Let $f: X\rightarrow Y$ and $g:Y\rightarrow X$ be functions such that $g(f(x))=x$ for all $x\in X$.
(a) Prove that $f$ is injective.
(b) Prove that $g$ is surjective.
(c) Give an example of a pair of functions $f:X\rightarrow Y$ and $g:Y\rightarrow X$ such that $g(f(x))=x$ and neither $f$ nor $g$ is bijective.
I know that $g(f(x))=x$ implies $g=f^{-1}$. If we know that $f$ has an inverse, does that automatically imply the function is injective and surjective? How?
If $f$ has an inverse, than this automatically implies that $f$ is injective and surjective: $f$ is injective because $f(x)=f(y)$ implies $x=y$, applying $f^{-1}$ to both sides. $f$ is surjective, because given any $y\in Y$ we have $f(f^{-1}(y))=y$. That is $f(X)=Y$.

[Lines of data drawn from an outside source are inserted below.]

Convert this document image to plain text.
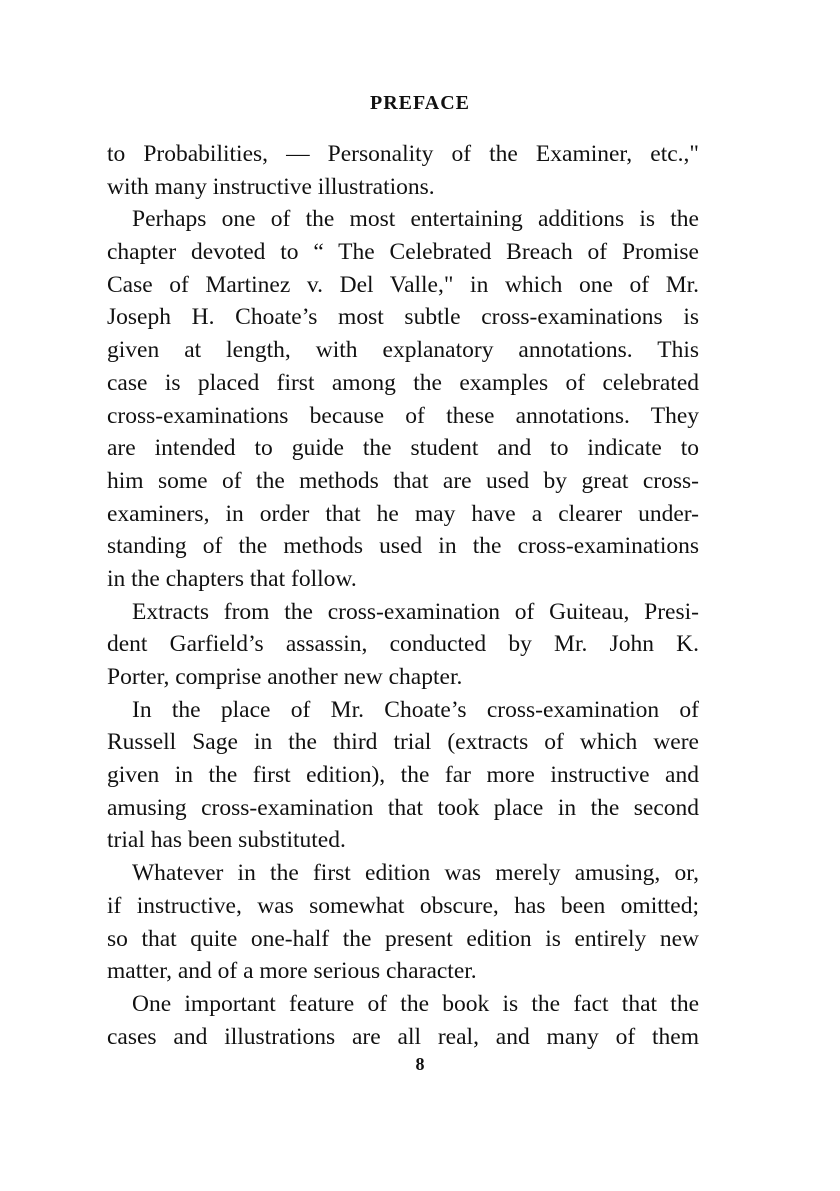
PREFACE
to Probabilities, — Personality of the Examiner, etc.,"
with many instructive illustrations.
Perhaps one of the most entertaining additions is the
chapter devoted to “ The Celebrated Breach of Promise
Case of Martinez v. Del Valle," in which one of Mr.
Joseph H. Choate’s most subtle cross-examinations is
given at length, with explanatory annotations. This
case is placed first among the examples of celebrated
cross-examinations because of these annotations. They
are intended to guide the student and to indicate to
him some of the methods that are used by great cross-
examiners, in order that he may have a clearer under-
standing of the methods used in the cross-examinations
in the chapters that follow.
Extracts from the cross-examination of Guiteau, Presi-
dent Garfield’s assassin, conducted by Mr. John K.
Porter, comprise another new chapter.
In the place of Mr. Choate’s cross-examination of
Russell Sage in the third trial (extracts of which were
given in the first edition), the far more instructive and
amusing cross-examination that took place in the second
trial has been substituted.
Whatever in the first edition was merely amusing, or,
if instructive, was somewhat obscure, has been omitted;
so that quite one-half the present edition is entirely new
matter, and of a more serious character.
One important feature of the book is the fact that the
cases and illustrations are all real, and many of them
8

But: Notice how we needed both equations, $f(f^{-1}(x))=x$ and $f^{-1}(f(x))$ in that deduction? If you have just $f(g(x))=x$ or $g(f(x))=x$, then this implies only that $f$ is surjective or injective, respectively. For bijectivity you need both equations!
Regarding your problems:
(a): Assume $f(x)=f(y)$. How can you show $x=y$?
(b): Let $x\in X$. How can you find $y\in Y$ such that $g(y)=x$?
(c): Let $X=\{0\}$, $Y=\mathbb{R}$, $f=g=0$. Then
$$g(f(0))=0$$
but clearly $f,g$ are not bijective.